Contrasting this with the American experience,
For both the war and postwar generations in the UK and US, using family, local or other identities to challenge national views of war history is risky given the widely believed and morally comfortable dominant legend. In this situation, family and local identities tend to play a supporting role to the dominant legend in national discourses and are used primarily to add nuance to rather than challenge national history.
It is easy to overplay that "dominant legend" idea from a Western academic POV when one is simply trying to kick the US in order to look like a brave intellectual, seeking ever-more-obscure counter-narratives to highlight. But it is also an absolutely true idea when held in proper tension, and deserves discussion. I was drawn to the article through a chain of discussions of Japanese rationalization and reluctance to admit wrongdoing. There remain those in Japan who justify the attacks as an integral part of the liberation of colored races from colonialism.
I think the Japanese contributed to the change from colonization to liberation of other colored races around the world. It is a fact that Nobel Peace Prize winners from southern Asia have said that it was thanks to Japan that they could gain their independence. (Ueno Seiji, soldier)
I can't imagine who he means with that.
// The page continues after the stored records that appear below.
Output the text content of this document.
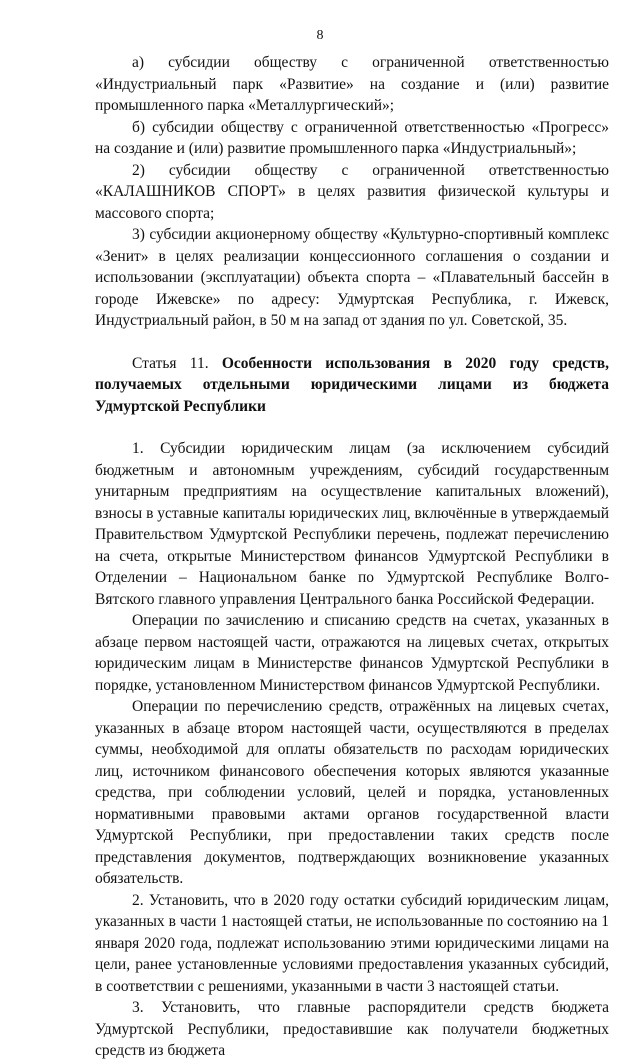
8

а) субсидии обществу с ограниченной ответственностью «Индустриальный парк «Развитие» на создание и (или) развитие промышленного парка «Металлургический»;

б) субсидии обществу с ограниченной ответственностью «Прогресс» на создание и (или) развитие промышленного парка «Индустриальный»;

2) субсидии обществу с ограниченной ответственностью «КАЛАШНИКОВ СПОРТ» в целях развития физической культуры и массового спорта;

3) субсидии акционерному обществу «Культурно-спортивный комплекс «Зенит» в целях реализации концессионного соглашения о создании и использовании (эксплуатации) объекта спорта – «Плавательный бассейн в городе Ижевске» по адресу: Удмуртская Республика, г. Ижевск, Индустриальный район, в 50 м на запад от здания по ул. Советской, 35.

Статья 11. Особенности использования в 2020 году средств, получаемых отдельными юридическими лицами из бюджета Удмуртской Республики

1. Субсидии юридическим лицам (за исключением субсидий бюджетным и автономным учреждениям, субсидий государственным унитарным предприятиям на осуществление капитальных вложений), взносы в уставные капиталы юридических лиц, включённые в утверждаемый Правительством Удмуртской Республики перечень, подлежат перечислению на счета, открытые Министерством финансов Удмуртской Республики в Отделении – Национальном банке по Удмуртской Республике Волго-Вятского главного управления Центрального банка Российской Федерации.

Операции по зачислению и списанию средств на счетах, указанных в абзаце первом настоящей части, отражаются на лицевых счетах, открытых юридическим лицам в Министерстве финансов Удмуртской Республики в порядке, установленном Министерством финансов Удмуртской Республики.

Операции по перечислению средств, отражённых на лицевых счетах, указанных в абзаце втором настоящей части, осуществляются в пределах суммы, необходимой для оплаты обязательств по расходам юридических лиц, источником финансового обеспечения которых являются указанные средства, при соблюдении условий, целей и порядка, установленных нормативными правовыми актами органов государственной власти Удмуртской Республики, при предоставлении таких средств после представления документов, подтверждающих возникновение указанных обязательств.

2. Установить, что в 2020 году остатки субсидий юридическим лицам, указанных в части 1 настоящей статьи, не использованные по состоянию на 1 января 2020 года, подлежат использованию этими юридическими лицами на цели, ранее установленные условиями предоставления указанных субсидий, в соответствии с решениями, указанными в части 3 настоящей статьи.

3. Установить, что главные распорядители средств бюджета Удмуртской Республики, предоставившие как получатели бюджетных средств из бюджета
Aung San Suu Kyi from Burma is my only guess, and she doesn't seem likely. And if that were Japan's aim, why Manchuria? Why Nanking? Why the enslavement of Koreans? Perhaps there is much that as an American I simply cannot see. But the lengthy discussion of this is mostly spot on, as it illustrates that what is true for soldiers everywhere was also true for Japanese soldiers. Great patriotisms fairly quickly resolve into thoughts of defending one's hometown, one's family, or upholding the honor of one's region or one's regiment. There is not much difference in the end between CS Lewis's quote "In battle it is not syllogisms that will keep the reluctant nerves and muscles to their post in the third hour of the bombardment. The crudest sentimentalism (such as Gaius and Titius would wince at) about a flag or a country or a regiment will be of more use. We were told it all long ago by Plato." and Inomata Kiyoko's quote from her brother who fought in China.
Recounting an incident when he had cried as he held a dying comrade in his arms, he said: “Y’know Kiyoko, when soldiers die they don’t shout banzai to the emperor. They say their mothers’ and wives’ names.”
Seaton teaches at the University of Hokkaido.